Sometimes the universe seems to scream at us, “Pay attention! This is a debacle!” Apparently, this is necessary because, for some in America, a 5,000% price hike on a lifesaving drug isn’t attention-grabbing enough.
Months after Martin Shkreli, the pharma exec who masterminded the grossly inflated price, had been designated by several online media outlets as “the most hated man in America,” his face made the front pages again – this time along with the faces of FBI agents taking him into custody on securities fraud charges.
Because Shkreli also fancies himself an urban, “gangsta”-type, hip-hop aficionado, when the music group Wu-Tang Clan offered its latest album in a limited edition of one – with a cool $2 million price tag – Shkreli didn’t hesitate.
So, the question for regular folks who are concerned with the costs of healthcare and prescription drugs might be: “Why are people like Martin Shkreli attracted to the pharmaceutical industry in the first place?” Yes, there’s money to be made. Lots of it. But there are plenty of other places to make lots of money, especially if you already have a lot.
A more precise answer is the thrill of speculation. Shkreli and his ilk are glorified gambling addicts. They may also possess varying degrees of psychopathy, because playing games in the biotech field, where lives are at stake, requires at least some lack of conscience.
And it isn’t exclusively the high-rolling Wall Street players playing with lives. The language of portfolio managers for everyday investors speaks volumes. Reacting to reports that comments by presidential candidate Donald Trump about drug prices adversely affected pharma stocks, one such manager told Reuters, “If [his] message resonates on the Republican side, then biopharma will have both sides shooting at it, which is not optimal for investors.”
For investors. You can find nearly limitless, similar examples of patients being left out of the equation in news reports on pharmaceutical companies every day. There’s a tunnel vision that pretends stock values and patient care exist on separate planets. They don’t, and it’s up to you and me to demand a more balanced system.

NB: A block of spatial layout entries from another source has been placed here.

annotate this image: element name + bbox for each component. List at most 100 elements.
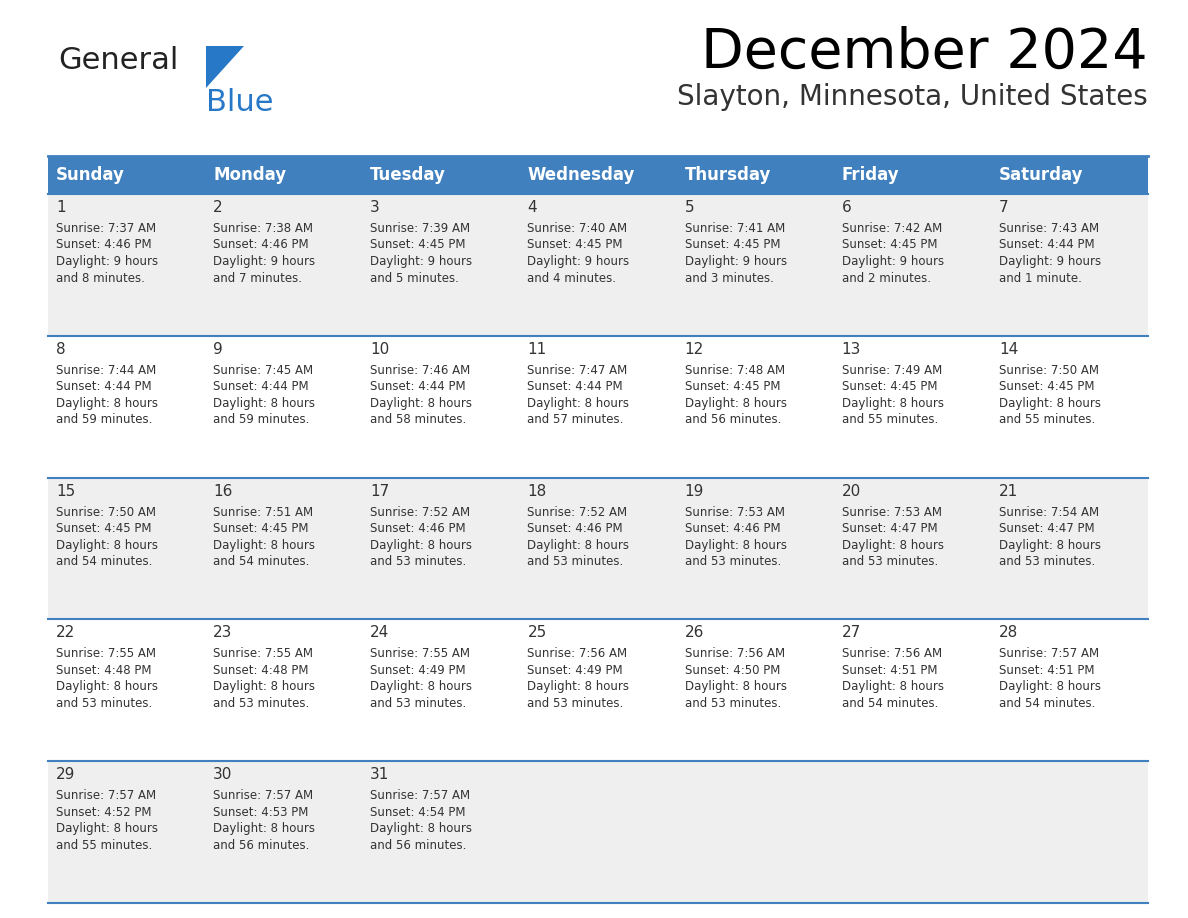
Text: Daylight: 8 hours: Daylight: 8 hours xyxy=(371,823,473,835)
Bar xyxy=(48,620,1148,761)
Text: and 5 minutes.: and 5 minutes. xyxy=(371,272,459,285)
Text: Sunset: 4:44 PM: Sunset: 4:44 PM xyxy=(56,380,152,393)
Text: Daylight: 8 hours: Daylight: 8 hours xyxy=(684,397,786,409)
Text: Sunrise: 7:56 AM: Sunrise: 7:56 AM xyxy=(842,647,942,660)
Text: 6: 6 xyxy=(842,200,852,215)
Text: Sunrise: 7:51 AM: Sunrise: 7:51 AM xyxy=(213,506,314,519)
Text: Sunday: Sunday xyxy=(56,166,125,184)
Text: Daylight: 8 hours: Daylight: 8 hours xyxy=(56,397,158,409)
Text: and 59 minutes.: and 59 minutes. xyxy=(56,413,152,426)
Text: 19: 19 xyxy=(684,484,704,498)
Text: Daylight: 8 hours: Daylight: 8 hours xyxy=(371,539,473,552)
Text: Sunrise: 7:55 AM: Sunrise: 7:55 AM xyxy=(213,647,314,660)
Text: Daylight: 9 hours: Daylight: 9 hours xyxy=(684,255,786,268)
Text: Sunrise: 7:43 AM: Sunrise: 7:43 AM xyxy=(999,222,1099,235)
Text: and 53 minutes.: and 53 minutes. xyxy=(527,697,624,710)
Text: 29: 29 xyxy=(56,767,75,782)
Bar xyxy=(48,761,1148,903)
Text: 31: 31 xyxy=(371,767,390,782)
Text: 17: 17 xyxy=(371,484,390,498)
Text: Daylight: 8 hours: Daylight: 8 hours xyxy=(684,539,786,552)
Text: 18: 18 xyxy=(527,484,546,498)
Text: Sunset: 4:52 PM: Sunset: 4:52 PM xyxy=(56,806,152,819)
Text: Sunset: 4:45 PM: Sunset: 4:45 PM xyxy=(371,239,466,252)
Text: Daylight: 8 hours: Daylight: 8 hours xyxy=(371,680,473,693)
Text: Sunset: 4:49 PM: Sunset: 4:49 PM xyxy=(527,664,623,677)
Text: 1: 1 xyxy=(56,200,65,215)
Polygon shape xyxy=(206,46,244,88)
Text: Sunrise: 7:45 AM: Sunrise: 7:45 AM xyxy=(213,364,314,376)
Text: 26: 26 xyxy=(684,625,704,641)
Text: Sunset: 4:53 PM: Sunset: 4:53 PM xyxy=(213,806,309,819)
Bar xyxy=(48,336,1148,477)
Text: Sunset: 4:45 PM: Sunset: 4:45 PM xyxy=(999,380,1094,393)
Text: and 53 minutes.: and 53 minutes. xyxy=(999,555,1095,568)
Bar xyxy=(48,477,1148,620)
Text: Daylight: 8 hours: Daylight: 8 hours xyxy=(842,539,943,552)
Text: Sunrise: 7:53 AM: Sunrise: 7:53 AM xyxy=(842,506,942,519)
Text: Sunrise: 7:52 AM: Sunrise: 7:52 AM xyxy=(527,506,627,519)
Text: Daylight: 9 hours: Daylight: 9 hours xyxy=(56,255,158,268)
Text: Sunset: 4:45 PM: Sunset: 4:45 PM xyxy=(842,380,937,393)
Text: and 58 minutes.: and 58 minutes. xyxy=(371,413,467,426)
Text: Daylight: 8 hours: Daylight: 8 hours xyxy=(999,680,1101,693)
Text: and 53 minutes.: and 53 minutes. xyxy=(527,555,624,568)
Text: Sunrise: 7:47 AM: Sunrise: 7:47 AM xyxy=(527,364,627,376)
Text: Sunset: 4:45 PM: Sunset: 4:45 PM xyxy=(527,239,623,252)
Text: 3: 3 xyxy=(371,200,380,215)
Text: Sunrise: 7:57 AM: Sunrise: 7:57 AM xyxy=(999,647,1099,660)
Text: Sunset: 4:46 PM: Sunset: 4:46 PM xyxy=(56,239,152,252)
Text: Sunset: 4:51 PM: Sunset: 4:51 PM xyxy=(999,664,1094,677)
Text: Daylight: 8 hours: Daylight: 8 hours xyxy=(684,680,786,693)
Text: Sunset: 4:44 PM: Sunset: 4:44 PM xyxy=(371,380,466,393)
Text: Slayton, Minnesota, United States: Slayton, Minnesota, United States xyxy=(677,83,1148,111)
Text: Daylight: 8 hours: Daylight: 8 hours xyxy=(527,680,630,693)
Text: Daylight: 8 hours: Daylight: 8 hours xyxy=(213,397,315,409)
Text: and 54 minutes.: and 54 minutes. xyxy=(842,697,939,710)
Text: Sunrise: 7:38 AM: Sunrise: 7:38 AM xyxy=(213,222,314,235)
Text: Daylight: 8 hours: Daylight: 8 hours xyxy=(999,539,1101,552)
Text: Friday: Friday xyxy=(842,166,899,184)
Text: Sunset: 4:46 PM: Sunset: 4:46 PM xyxy=(371,522,466,535)
Text: Sunrise: 7:41 AM: Sunrise: 7:41 AM xyxy=(684,222,785,235)
Text: Sunrise: 7:49 AM: Sunrise: 7:49 AM xyxy=(842,364,942,376)
Text: and 53 minutes.: and 53 minutes. xyxy=(213,697,309,710)
Text: Daylight: 8 hours: Daylight: 8 hours xyxy=(56,539,158,552)
Text: 22: 22 xyxy=(56,625,75,641)
Text: Sunset: 4:46 PM: Sunset: 4:46 PM xyxy=(213,239,309,252)
Text: Sunrise: 7:55 AM: Sunrise: 7:55 AM xyxy=(56,647,156,660)
Text: and 53 minutes.: and 53 minutes. xyxy=(842,555,939,568)
Text: 24: 24 xyxy=(371,625,390,641)
Text: Sunrise: 7:40 AM: Sunrise: 7:40 AM xyxy=(527,222,627,235)
Text: Sunrise: 7:57 AM: Sunrise: 7:57 AM xyxy=(371,789,470,802)
Text: 30: 30 xyxy=(213,767,233,782)
Text: Sunset: 4:54 PM: Sunset: 4:54 PM xyxy=(371,806,466,819)
Text: Daylight: 9 hours: Daylight: 9 hours xyxy=(371,255,473,268)
Text: Daylight: 9 hours: Daylight: 9 hours xyxy=(842,255,943,268)
Text: Sunrise: 7:39 AM: Sunrise: 7:39 AM xyxy=(371,222,470,235)
Text: and 54 minutes.: and 54 minutes. xyxy=(999,697,1095,710)
Text: 16: 16 xyxy=(213,484,233,498)
Text: Daylight: 8 hours: Daylight: 8 hours xyxy=(527,539,630,552)
Text: December 2024: December 2024 xyxy=(701,26,1148,80)
Text: Daylight: 9 hours: Daylight: 9 hours xyxy=(527,255,630,268)
Text: Sunset: 4:51 PM: Sunset: 4:51 PM xyxy=(842,664,937,677)
Text: Daylight: 8 hours: Daylight: 8 hours xyxy=(56,680,158,693)
Text: Daylight: 9 hours: Daylight: 9 hours xyxy=(213,255,315,268)
Text: and 1 minute.: and 1 minute. xyxy=(999,272,1082,285)
Text: Thursday: Thursday xyxy=(684,166,771,184)
Text: and 55 minutes.: and 55 minutes. xyxy=(842,413,939,426)
Text: Sunrise: 7:54 AM: Sunrise: 7:54 AM xyxy=(999,506,1099,519)
Text: and 56 minutes.: and 56 minutes. xyxy=(371,839,467,852)
Text: General: General xyxy=(58,46,178,75)
Text: 15: 15 xyxy=(56,484,75,498)
Text: Daylight: 8 hours: Daylight: 8 hours xyxy=(842,397,943,409)
Text: 8: 8 xyxy=(56,341,65,357)
Text: and 53 minutes.: and 53 minutes. xyxy=(371,697,467,710)
Text: 11: 11 xyxy=(527,341,546,357)
Text: and 59 minutes.: and 59 minutes. xyxy=(213,413,310,426)
Text: Daylight: 8 hours: Daylight: 8 hours xyxy=(527,397,630,409)
Text: Blue: Blue xyxy=(206,88,273,117)
Text: 7: 7 xyxy=(999,200,1009,215)
Text: 14: 14 xyxy=(999,341,1018,357)
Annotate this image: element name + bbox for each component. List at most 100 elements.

Meanwhile, even the Wu-Tang Clan has lined up against Martin Shkreli. Social media is abuzz with the growing feud between the 32-year-old former CEO and a band member called Ghostface Killah. Shkreli made a low-budget video in which he taunts the musician while surrounded by three anonymous figures dressed in pseudo-ninja disguises. This is the same man who was allowed to set prices on life-or-death treatments.
We can boast about the American free-market system all we want, as long as we’re okay with “highest bidders” such as Shkreli making decisions that affect millions of our sick and suffering fellow citizens. Decisions he presumably made in between “dissing” hip-hop artists whom he paid $2 million, holding court for hours on Twitter, and – oh, yes – fighting charges of using a hedge fund to create a Ponzi scheme.
Shkreli could be a fictional character straight from the pages of my book: Robert Marx’s DEADLY PRESCRIPTION, but the FBI and the front page of the New York Times keep reminding us that he’s real.